Emi éclata de rire à son tour, ce qui ne fut pas le cas d'Arthur.
« Mamie, Sarah est juste une amie d'Emi. Elle me dit à peine bonjour. »
La vieille leva les yeux au ciel. « A croire que les hommes sont tous aveugles. »
L'adolescente prit quelques secondes de plus pour rire de lui et son visage déconfit avant de quitter la maison en coup de vent, hurlant le prénom de son amie à pleins poumons. La vieille femme attendit que la porte se soit refermée dans le dos de sa petite fille d'adoption avant de se tourner vers Arthur.
« - Tu sais, mon petit, lorsque ce jour là je vous ai dit que je prendrai soin de vous...
- Tu nous as sauvés tous les deux. Nous n'aurions rien pu faire en retournant sur la terre ferme, Annie, contra-t-il en comprenant où elle voulait en venir. Emi n'a plus de famille et moi... tu sais parfaitement ce qui m'attendait si je rentrais chez moi.
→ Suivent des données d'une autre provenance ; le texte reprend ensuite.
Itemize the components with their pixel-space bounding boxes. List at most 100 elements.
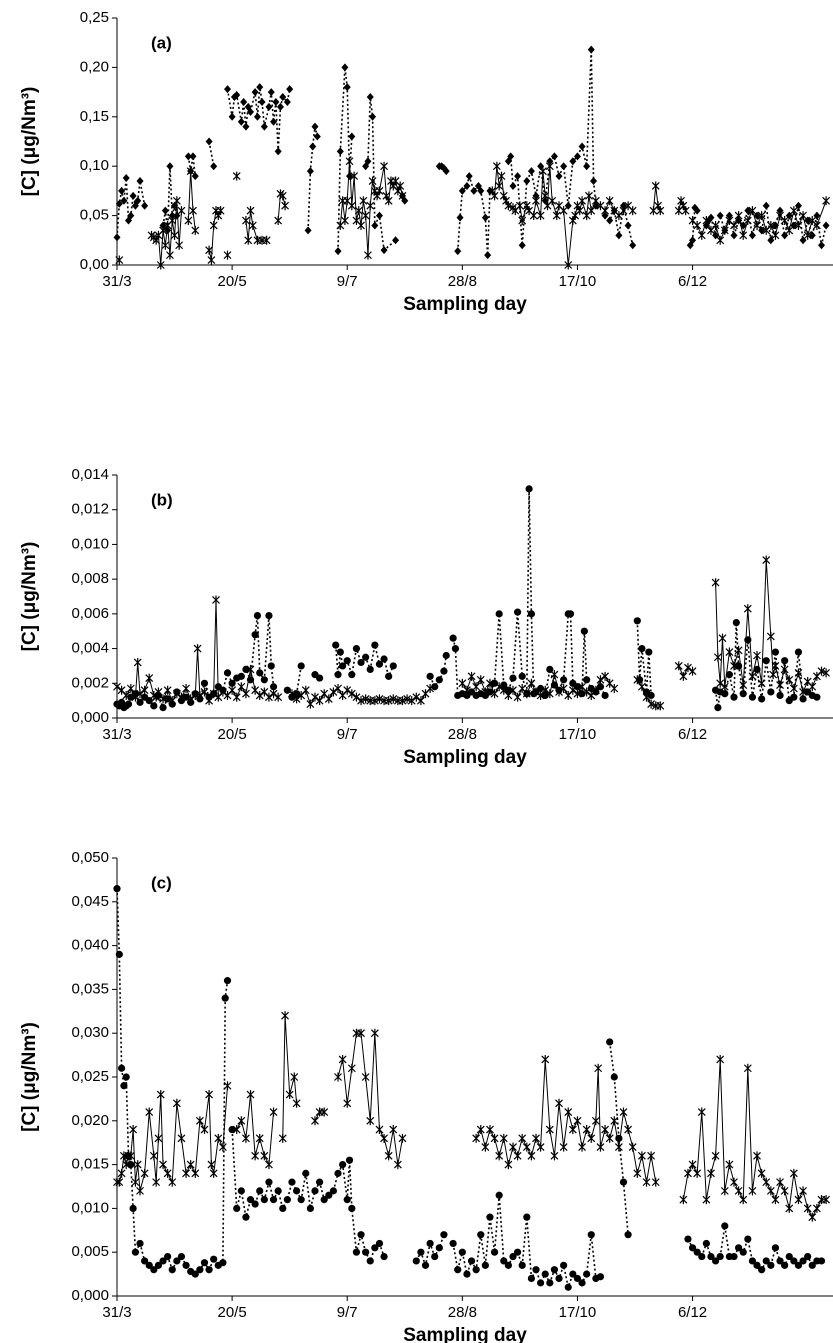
marker-shape — [336, 648, 344, 656]
data-point — [193, 644, 202, 654]
data-point — [336, 648, 344, 656]
marker-shape — [156, 260, 165, 270]
marker-shape — [817, 666, 826, 676]
marker-shape — [803, 230, 812, 240]
data-point — [223, 1081, 232, 1091]
marker-shape — [472, 1133, 481, 1143]
data-point — [545, 1125, 554, 1135]
marker-shape — [209, 1168, 218, 1178]
marker-shape — [771, 1244, 780, 1252]
marker-shape — [633, 1168, 642, 1178]
data-point — [536, 1142, 545, 1152]
data-point — [513, 692, 522, 702]
marker-shape — [357, 1231, 365, 1239]
marker-shape — [237, 672, 245, 680]
data-point — [339, 1161, 347, 1169]
marker-shape — [458, 1248, 466, 1256]
data-point — [352, 1248, 361, 1256]
data-point — [302, 1169, 310, 1177]
marker-shape — [375, 1239, 384, 1248]
marker-shape — [417, 1248, 425, 1256]
marker-shape — [152, 1177, 161, 1187]
data-point — [195, 690, 204, 700]
data-point — [274, 147, 282, 156]
marker-shape — [426, 683, 435, 693]
data-point — [340, 216, 349, 226]
data-point — [716, 678, 725, 688]
data-point — [131, 1248, 140, 1256]
data-point — [697, 230, 706, 240]
data-point — [347, 689, 356, 699]
marker-shape — [150, 702, 158, 710]
marker-shape — [463, 685, 471, 695]
data-point — [218, 1142, 227, 1152]
data-point — [228, 679, 236, 687]
data-point — [606, 216, 614, 225]
data-point — [311, 1187, 319, 1195]
data-point — [283, 1196, 291, 1204]
data-point — [766, 1186, 775, 1196]
marker-shape — [159, 221, 167, 230]
marker-shape — [753, 1151, 761, 1161]
data-point — [523, 177, 531, 186]
data-point — [789, 683, 798, 693]
marker-shape — [769, 670, 778, 680]
data-point — [306, 167, 314, 176]
data-point — [628, 206, 637, 216]
data-point — [610, 1073, 618, 1081]
marker-shape — [458, 678, 467, 688]
marker-shape — [587, 206, 596, 216]
marker-shape — [527, 678, 536, 688]
data-point — [368, 176, 377, 186]
marker-shape — [716, 1054, 725, 1064]
marker-shape — [799, 211, 807, 221]
marker-shape — [702, 1239, 710, 1248]
data-point — [753, 1261, 761, 1269]
marker-shape — [375, 1125, 384, 1135]
marker-shape — [279, 1204, 287, 1212]
marker-shape — [189, 206, 197, 216]
marker-shape — [587, 1133, 596, 1143]
data-point — [207, 1160, 216, 1170]
marker-shape — [605, 196, 614, 206]
marker-shape — [714, 703, 722, 712]
data-point — [159, 1160, 167, 1170]
data-point — [555, 1274, 563, 1283]
marker-shape — [499, 1133, 508, 1143]
marker-shape — [292, 1187, 301, 1195]
data-point — [552, 211, 561, 221]
data-point — [721, 1222, 729, 1230]
marker-shape — [684, 1168, 692, 1178]
data-point — [348, 1204, 356, 1212]
marker-shape — [115, 255, 124, 265]
data-point — [384, 1151, 393, 1161]
marker-shape — [758, 695, 766, 703]
data-point — [228, 1125, 236, 1134]
data-point — [596, 1273, 605, 1281]
marker-shape — [292, 694, 301, 704]
marker-shape — [316, 1178, 324, 1186]
data-point — [431, 1252, 439, 1261]
data-point — [721, 690, 729, 698]
data-point — [679, 671, 688, 681]
data-point — [253, 611, 262, 620]
data-point — [140, 685, 149, 695]
marker-shape — [573, 689, 582, 699]
marker-shape — [559, 1142, 568, 1152]
data-point — [569, 157, 577, 166]
data-point — [799, 1186, 807, 1196]
marker-shape — [334, 247, 342, 256]
data-point — [297, 662, 305, 670]
data-point — [242, 1213, 250, 1221]
marker-shape — [343, 1196, 351, 1204]
data-point — [472, 1266, 480, 1274]
marker-shape — [522, 1142, 531, 1152]
marker-shape — [748, 671, 757, 681]
marker-shape — [346, 172, 354, 181]
marker-shape — [191, 1168, 200, 1178]
marker-shape — [218, 1142, 227, 1152]
marker-shape — [127, 1161, 135, 1169]
marker-shape — [380, 1252, 388, 1261]
data-point — [620, 201, 627, 210]
marker-shape — [785, 1203, 794, 1213]
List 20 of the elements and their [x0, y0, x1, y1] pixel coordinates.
- Je sais bien, Arthur. Je sais bien. Mais maintenant que tu es un homme fort, tu n'as plus rien à craindre. Je sais que tu saurais prendre soin d'Emi comme il le faut. Mais regardez-vous, tous ces jeunes au village qui apprenez aveuglément ce que nous vous inculquons...
- C'est ce mode de vie qui nous as maintenus en vie jusqu'à maintenant.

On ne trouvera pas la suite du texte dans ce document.